Jordan was selected by the Houston Texans in the fifth round, 147th overall, of the 2021 NFL draft. On May 12, 2021, Jordan officially signed with the Texans. He scored a nine-yard receiving touchdown in his NFL debut, a 38–22 loss to the Los Angeles Rams in Week 8. Jordan finished his rookie season with nine appearances and two starts; he had 20 receptions for 178 receiving yards and three receiving touchdowns.

In the 2022 season, Jordan appeared in 11 games and started three. He finished with 14 receptions for 128 yards.

For the 2023 season, Jordan finished the season starting six games (appearing in 14) and had a career high 219 yards while recording two touchdowns. Against the Cleveland Browns in the Wild Card round of the playoffs, Jordan recorded a 76-yard touchdown, the longest reception of his career as the Texans would win the game 45–14.

Jordan suffered a torn ACL in Week 2 of the 2024 season and was placed on season-ending injured reserve.

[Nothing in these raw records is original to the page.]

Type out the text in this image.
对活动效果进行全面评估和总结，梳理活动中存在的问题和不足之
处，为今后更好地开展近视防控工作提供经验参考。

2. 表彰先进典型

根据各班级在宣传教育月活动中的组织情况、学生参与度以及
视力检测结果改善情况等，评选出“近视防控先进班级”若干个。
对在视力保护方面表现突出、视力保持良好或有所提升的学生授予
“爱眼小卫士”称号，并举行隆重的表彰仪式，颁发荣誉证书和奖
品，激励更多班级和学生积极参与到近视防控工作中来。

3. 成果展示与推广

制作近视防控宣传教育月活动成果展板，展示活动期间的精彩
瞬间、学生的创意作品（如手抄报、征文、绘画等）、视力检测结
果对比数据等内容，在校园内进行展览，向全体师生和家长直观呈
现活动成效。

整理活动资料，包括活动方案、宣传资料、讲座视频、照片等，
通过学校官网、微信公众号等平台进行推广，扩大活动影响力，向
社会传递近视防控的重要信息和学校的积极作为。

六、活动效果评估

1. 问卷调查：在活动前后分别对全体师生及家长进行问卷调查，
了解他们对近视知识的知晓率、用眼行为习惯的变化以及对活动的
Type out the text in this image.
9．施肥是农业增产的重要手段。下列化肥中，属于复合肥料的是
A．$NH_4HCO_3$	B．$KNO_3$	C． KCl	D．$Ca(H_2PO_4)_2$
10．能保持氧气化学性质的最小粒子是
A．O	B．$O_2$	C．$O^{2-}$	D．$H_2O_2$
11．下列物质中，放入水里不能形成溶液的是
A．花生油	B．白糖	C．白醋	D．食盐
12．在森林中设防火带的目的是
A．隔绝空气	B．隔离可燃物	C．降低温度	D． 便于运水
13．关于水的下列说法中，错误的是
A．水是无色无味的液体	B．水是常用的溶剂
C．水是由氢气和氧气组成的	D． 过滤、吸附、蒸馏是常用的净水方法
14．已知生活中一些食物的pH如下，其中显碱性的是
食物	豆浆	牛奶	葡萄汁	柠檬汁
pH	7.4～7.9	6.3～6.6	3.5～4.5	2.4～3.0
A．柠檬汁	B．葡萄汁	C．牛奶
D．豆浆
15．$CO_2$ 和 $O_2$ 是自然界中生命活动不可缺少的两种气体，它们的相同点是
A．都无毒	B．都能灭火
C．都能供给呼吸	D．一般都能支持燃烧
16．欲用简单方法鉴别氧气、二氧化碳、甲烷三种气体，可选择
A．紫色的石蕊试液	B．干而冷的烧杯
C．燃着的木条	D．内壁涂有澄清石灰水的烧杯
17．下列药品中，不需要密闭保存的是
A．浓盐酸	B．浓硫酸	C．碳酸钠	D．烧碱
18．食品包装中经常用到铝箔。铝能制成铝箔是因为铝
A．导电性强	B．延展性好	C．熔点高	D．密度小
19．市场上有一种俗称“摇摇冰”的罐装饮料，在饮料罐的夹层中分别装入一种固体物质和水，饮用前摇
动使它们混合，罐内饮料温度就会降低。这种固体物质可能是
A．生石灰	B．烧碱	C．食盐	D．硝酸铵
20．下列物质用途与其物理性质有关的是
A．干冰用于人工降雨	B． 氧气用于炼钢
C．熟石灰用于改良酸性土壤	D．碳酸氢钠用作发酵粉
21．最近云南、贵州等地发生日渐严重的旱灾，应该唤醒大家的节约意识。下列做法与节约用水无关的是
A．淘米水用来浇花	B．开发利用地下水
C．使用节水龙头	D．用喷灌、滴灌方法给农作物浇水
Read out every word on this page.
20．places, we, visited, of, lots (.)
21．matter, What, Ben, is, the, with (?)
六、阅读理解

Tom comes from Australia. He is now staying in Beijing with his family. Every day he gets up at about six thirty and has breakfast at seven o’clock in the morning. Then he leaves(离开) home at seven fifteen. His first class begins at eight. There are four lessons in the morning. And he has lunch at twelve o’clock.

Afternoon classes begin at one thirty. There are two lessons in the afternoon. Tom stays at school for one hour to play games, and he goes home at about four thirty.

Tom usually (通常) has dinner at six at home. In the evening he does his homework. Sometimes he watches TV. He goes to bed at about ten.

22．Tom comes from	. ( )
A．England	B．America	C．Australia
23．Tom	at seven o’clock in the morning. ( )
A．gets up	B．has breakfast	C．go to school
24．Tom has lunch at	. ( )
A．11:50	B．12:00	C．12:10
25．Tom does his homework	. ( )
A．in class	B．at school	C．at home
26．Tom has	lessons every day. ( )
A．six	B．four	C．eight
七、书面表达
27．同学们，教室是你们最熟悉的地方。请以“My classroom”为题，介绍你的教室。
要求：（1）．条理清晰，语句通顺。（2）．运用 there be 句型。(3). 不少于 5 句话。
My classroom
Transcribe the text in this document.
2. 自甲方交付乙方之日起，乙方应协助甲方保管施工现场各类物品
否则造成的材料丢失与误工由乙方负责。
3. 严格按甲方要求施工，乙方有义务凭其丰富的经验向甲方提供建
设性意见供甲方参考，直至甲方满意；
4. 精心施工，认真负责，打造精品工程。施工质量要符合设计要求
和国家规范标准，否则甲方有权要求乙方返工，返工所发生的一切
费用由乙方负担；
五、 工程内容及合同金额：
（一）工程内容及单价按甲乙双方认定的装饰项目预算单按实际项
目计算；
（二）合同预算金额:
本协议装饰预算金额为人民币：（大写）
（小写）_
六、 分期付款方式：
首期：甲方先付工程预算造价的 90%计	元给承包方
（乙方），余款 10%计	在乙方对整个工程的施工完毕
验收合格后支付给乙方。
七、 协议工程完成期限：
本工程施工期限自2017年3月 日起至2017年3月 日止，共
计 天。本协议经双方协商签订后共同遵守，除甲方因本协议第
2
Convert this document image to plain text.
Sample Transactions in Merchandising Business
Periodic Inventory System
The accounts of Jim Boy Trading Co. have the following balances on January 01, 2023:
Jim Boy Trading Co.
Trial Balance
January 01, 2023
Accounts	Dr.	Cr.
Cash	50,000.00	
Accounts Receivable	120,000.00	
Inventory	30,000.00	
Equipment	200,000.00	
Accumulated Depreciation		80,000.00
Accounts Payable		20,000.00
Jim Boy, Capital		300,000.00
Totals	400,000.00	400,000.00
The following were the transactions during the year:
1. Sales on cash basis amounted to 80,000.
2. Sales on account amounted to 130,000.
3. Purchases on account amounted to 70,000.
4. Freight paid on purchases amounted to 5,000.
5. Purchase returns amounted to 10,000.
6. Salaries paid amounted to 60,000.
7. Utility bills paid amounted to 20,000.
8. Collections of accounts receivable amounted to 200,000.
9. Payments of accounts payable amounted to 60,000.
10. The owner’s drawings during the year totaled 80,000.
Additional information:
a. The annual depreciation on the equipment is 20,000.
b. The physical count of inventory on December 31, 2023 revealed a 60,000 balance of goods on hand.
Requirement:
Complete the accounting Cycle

On December 5, 2024, Jordan agreed to a one–year contract extension with Houston.

On August 11, 2025, Jordan was placed on season-ending injured reserve after suffering a knee injury during a practice. On December 8, Jordan and the Texans agreed to a one-year contract extension.

Pre-draft measurables
| Height | Weight | Arm length | Hand span | Wingspan | 40-yard dash | 10-yard split | 20-yard split | 20-yard shuttle | Three-cone drill | Vertical jump | Broad jump | Bench press |
| 6 ft 2+5⁄8 in (1.90 m) | 247 lb (112 kg) | 32+7⁄8 in (0.84 m) | 9+3⁄4 in (0.25 m) | 6 ft 7+1⁄4 in (2.01 m) | 4.67 s | 1.59 s | 2.72 s | 4.50 s | 7.57 s | 34.0 in (0.86 m) | 9 ft 8 in (2.95 m) | 17 reps |
All values from Pro Day

==NFL career statistics==
===Regular season===

| Year | Team | Games |  | Receiving |  |  |  |  | Fumbles |  |
| GP | GS | Rec | Yds | Avg | Lng | TD | Fum | Lost |
| 2021 | HOU | 9 | 2 | 20 | 178 | 8.9 | 27 | 3 | 0 | 0 |
| 2022 | HOU | 11 | 3 | 14 | 128 | 9.1 | 20 | 0 | 0 | 0 |
| 2023 | HOU | 14 | 6 | 17 | 219 | 12.9 | 27 | 2 | 0 | 0 |
| Career |  | 34 | 11 | 47 | 525 | 10.3 | 27 | 5 | 0 | 0 |

===Postseason===

| Year | Team | Games |  | Receiving |  |  |  |  | Fumbles |  |
| GP | GS | Rec | Yds | Avg | Lng | TD | Fum | Lost |
| 2023 | HOU | 2 | 2 | 1 | 76 | 76.0 | 76T | 1 | 0 | 0 |
| Career |  | 2 | 2 | 1 | 76 | 76.0 | 76 | 1 | 0 | 0 |

==Personal life==
His father, Darrell, played college football for the Northern Arizona Lumberjacks and was drafted in the ninth round of the 1990 NFL draft by the Atlanta Falcons. However, he would tear his rotator cuff in the preseason and would never make an NFL game appearance.